The minimum non-zero count of observational units (typically individuals) in a subset. Typically defaulted to 3.

nfilter.glm

The maximum number of parameters in a regression model as a proportion of the sample size in a study. If a study has 1000 observational units (typically individuals) being used in a particular analysis then if nfilter.glm is set to 0.33 (its default value) the maximum allowable number of parameters in a model fitted to those data will be 330. This disclosure filter protects against fitting overly saturated models which can be disclosive.

nfilter.string

The maximum length of a string argument if that argument is to be subject to testing of its length.
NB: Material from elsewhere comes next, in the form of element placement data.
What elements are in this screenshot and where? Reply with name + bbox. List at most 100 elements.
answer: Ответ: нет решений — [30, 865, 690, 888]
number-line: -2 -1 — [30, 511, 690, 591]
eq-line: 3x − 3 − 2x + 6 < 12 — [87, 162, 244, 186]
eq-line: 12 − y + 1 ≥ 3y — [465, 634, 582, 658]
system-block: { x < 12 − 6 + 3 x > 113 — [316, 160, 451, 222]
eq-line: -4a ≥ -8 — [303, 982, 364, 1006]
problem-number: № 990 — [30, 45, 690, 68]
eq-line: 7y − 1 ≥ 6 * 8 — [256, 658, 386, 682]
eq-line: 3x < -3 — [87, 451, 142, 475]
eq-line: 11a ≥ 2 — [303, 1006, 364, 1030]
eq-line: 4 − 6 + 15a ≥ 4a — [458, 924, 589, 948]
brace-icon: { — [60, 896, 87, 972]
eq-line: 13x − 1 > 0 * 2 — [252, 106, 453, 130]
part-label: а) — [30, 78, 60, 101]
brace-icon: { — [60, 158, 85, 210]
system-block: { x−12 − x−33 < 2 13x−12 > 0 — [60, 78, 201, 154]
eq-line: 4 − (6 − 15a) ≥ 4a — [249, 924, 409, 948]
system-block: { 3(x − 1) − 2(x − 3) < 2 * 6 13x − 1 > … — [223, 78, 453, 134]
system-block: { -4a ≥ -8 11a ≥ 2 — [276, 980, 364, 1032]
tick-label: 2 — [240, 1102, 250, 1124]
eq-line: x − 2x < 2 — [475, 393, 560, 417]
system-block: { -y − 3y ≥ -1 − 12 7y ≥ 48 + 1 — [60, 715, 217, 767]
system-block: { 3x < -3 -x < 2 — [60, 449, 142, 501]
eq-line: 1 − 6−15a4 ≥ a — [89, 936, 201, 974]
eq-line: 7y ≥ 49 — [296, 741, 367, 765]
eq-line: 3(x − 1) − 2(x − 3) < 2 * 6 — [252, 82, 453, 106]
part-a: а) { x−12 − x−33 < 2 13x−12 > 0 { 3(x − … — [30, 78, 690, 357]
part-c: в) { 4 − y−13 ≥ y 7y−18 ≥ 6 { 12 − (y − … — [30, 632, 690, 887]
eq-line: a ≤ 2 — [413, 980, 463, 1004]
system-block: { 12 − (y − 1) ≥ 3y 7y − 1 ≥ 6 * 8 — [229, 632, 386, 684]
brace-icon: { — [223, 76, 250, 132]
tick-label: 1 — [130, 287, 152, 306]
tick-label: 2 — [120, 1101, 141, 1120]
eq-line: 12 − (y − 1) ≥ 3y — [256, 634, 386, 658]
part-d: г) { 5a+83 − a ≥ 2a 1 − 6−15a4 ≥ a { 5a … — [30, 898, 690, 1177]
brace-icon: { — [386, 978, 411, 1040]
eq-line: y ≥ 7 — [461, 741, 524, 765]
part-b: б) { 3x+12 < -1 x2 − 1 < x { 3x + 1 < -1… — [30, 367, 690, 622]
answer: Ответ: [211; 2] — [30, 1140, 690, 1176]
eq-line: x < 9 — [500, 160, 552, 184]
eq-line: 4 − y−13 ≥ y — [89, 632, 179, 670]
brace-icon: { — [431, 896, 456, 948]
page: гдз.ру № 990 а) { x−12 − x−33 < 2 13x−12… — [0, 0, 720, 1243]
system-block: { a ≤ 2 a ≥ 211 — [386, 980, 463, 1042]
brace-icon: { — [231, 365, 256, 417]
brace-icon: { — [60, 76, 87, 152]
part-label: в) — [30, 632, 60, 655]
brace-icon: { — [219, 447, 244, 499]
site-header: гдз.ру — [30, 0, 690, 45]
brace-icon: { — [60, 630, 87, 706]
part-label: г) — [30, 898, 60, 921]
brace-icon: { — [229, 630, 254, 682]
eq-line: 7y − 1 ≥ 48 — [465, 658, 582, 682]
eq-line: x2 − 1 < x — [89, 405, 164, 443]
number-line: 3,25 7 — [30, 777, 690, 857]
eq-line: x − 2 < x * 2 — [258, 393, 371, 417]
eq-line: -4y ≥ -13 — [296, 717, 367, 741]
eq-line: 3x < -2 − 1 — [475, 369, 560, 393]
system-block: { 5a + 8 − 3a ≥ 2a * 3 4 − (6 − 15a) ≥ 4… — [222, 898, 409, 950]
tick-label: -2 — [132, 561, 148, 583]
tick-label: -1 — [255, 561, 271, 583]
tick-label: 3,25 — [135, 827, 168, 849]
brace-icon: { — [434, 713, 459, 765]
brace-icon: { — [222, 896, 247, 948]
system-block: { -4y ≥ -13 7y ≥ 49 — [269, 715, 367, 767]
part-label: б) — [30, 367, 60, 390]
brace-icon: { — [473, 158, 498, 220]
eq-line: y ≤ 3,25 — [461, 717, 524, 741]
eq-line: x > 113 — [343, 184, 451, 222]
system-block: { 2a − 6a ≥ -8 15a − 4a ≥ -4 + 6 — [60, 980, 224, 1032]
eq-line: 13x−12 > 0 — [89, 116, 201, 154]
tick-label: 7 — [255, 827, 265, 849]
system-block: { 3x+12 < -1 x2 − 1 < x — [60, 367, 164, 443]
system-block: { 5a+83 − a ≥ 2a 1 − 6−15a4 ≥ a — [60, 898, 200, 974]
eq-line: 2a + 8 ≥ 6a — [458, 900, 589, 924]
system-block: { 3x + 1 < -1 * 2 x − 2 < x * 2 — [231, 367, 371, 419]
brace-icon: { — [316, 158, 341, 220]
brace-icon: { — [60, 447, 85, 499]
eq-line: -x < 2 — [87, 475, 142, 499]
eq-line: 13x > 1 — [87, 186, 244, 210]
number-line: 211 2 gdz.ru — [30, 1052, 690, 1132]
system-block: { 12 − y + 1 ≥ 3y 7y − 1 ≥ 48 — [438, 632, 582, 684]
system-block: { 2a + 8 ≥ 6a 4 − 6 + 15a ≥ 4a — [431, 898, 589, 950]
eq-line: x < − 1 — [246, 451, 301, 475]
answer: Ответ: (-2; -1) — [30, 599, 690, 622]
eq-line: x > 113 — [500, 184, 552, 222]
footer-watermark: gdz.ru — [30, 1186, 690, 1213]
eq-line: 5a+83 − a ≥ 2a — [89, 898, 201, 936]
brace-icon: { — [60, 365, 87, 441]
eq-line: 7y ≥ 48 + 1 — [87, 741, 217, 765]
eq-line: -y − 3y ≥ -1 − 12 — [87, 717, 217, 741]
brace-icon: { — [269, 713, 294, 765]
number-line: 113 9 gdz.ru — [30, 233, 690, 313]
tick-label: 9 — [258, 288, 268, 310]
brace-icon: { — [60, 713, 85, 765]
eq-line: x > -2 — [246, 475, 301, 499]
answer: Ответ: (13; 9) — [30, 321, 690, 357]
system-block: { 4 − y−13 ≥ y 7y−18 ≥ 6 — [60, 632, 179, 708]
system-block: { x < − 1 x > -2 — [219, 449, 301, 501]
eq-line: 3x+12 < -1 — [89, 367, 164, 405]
Default value = 80. The aim of this nfilter is to make it difficult for hackers to find a way to embed malicious code in a valid string argument that is actively interpreted.

nfilter.stringShort

Same as above but set to 20 characters

nfilter.kNN

The minimum value allowed for k on the k-nearest neighbours method which is used mainly for some of the graphical functions. Default value = 3.

nfilter.levels

The maximum number of the unique levels of a categorical variable that are allowed to be returned to the client. If nfilter.levels is set to 0.33 (its default value), and if a categorical variable (i.e. factor) has X distinct categories then if X is greater than the 33% of the variable's length then the categories (i.e. levels) are not returned to the client. This disclosure filter protects against the disclosure of all the unique values in a numerical variable when it is converted to a factor variable. 

nfilter.noise

The minimum level of noise that can be added to a server-side vector. The "noisy" vector can then be returned to the client. This value specifies the variance of the added noise. If nfilter.noise is set to 0.25 (its default value) then noise following a distribution (usually Gaussian) with zero mean and variance equal to the 25% of the true variance of the vector of interest is added to each individual value of that vector.

datashield.privacyLevel

This is the old filter that is used in DataSHIELD v4. This will be replaced by the previous eight filters when we will merge the existing and the BetaTest functions in one main package.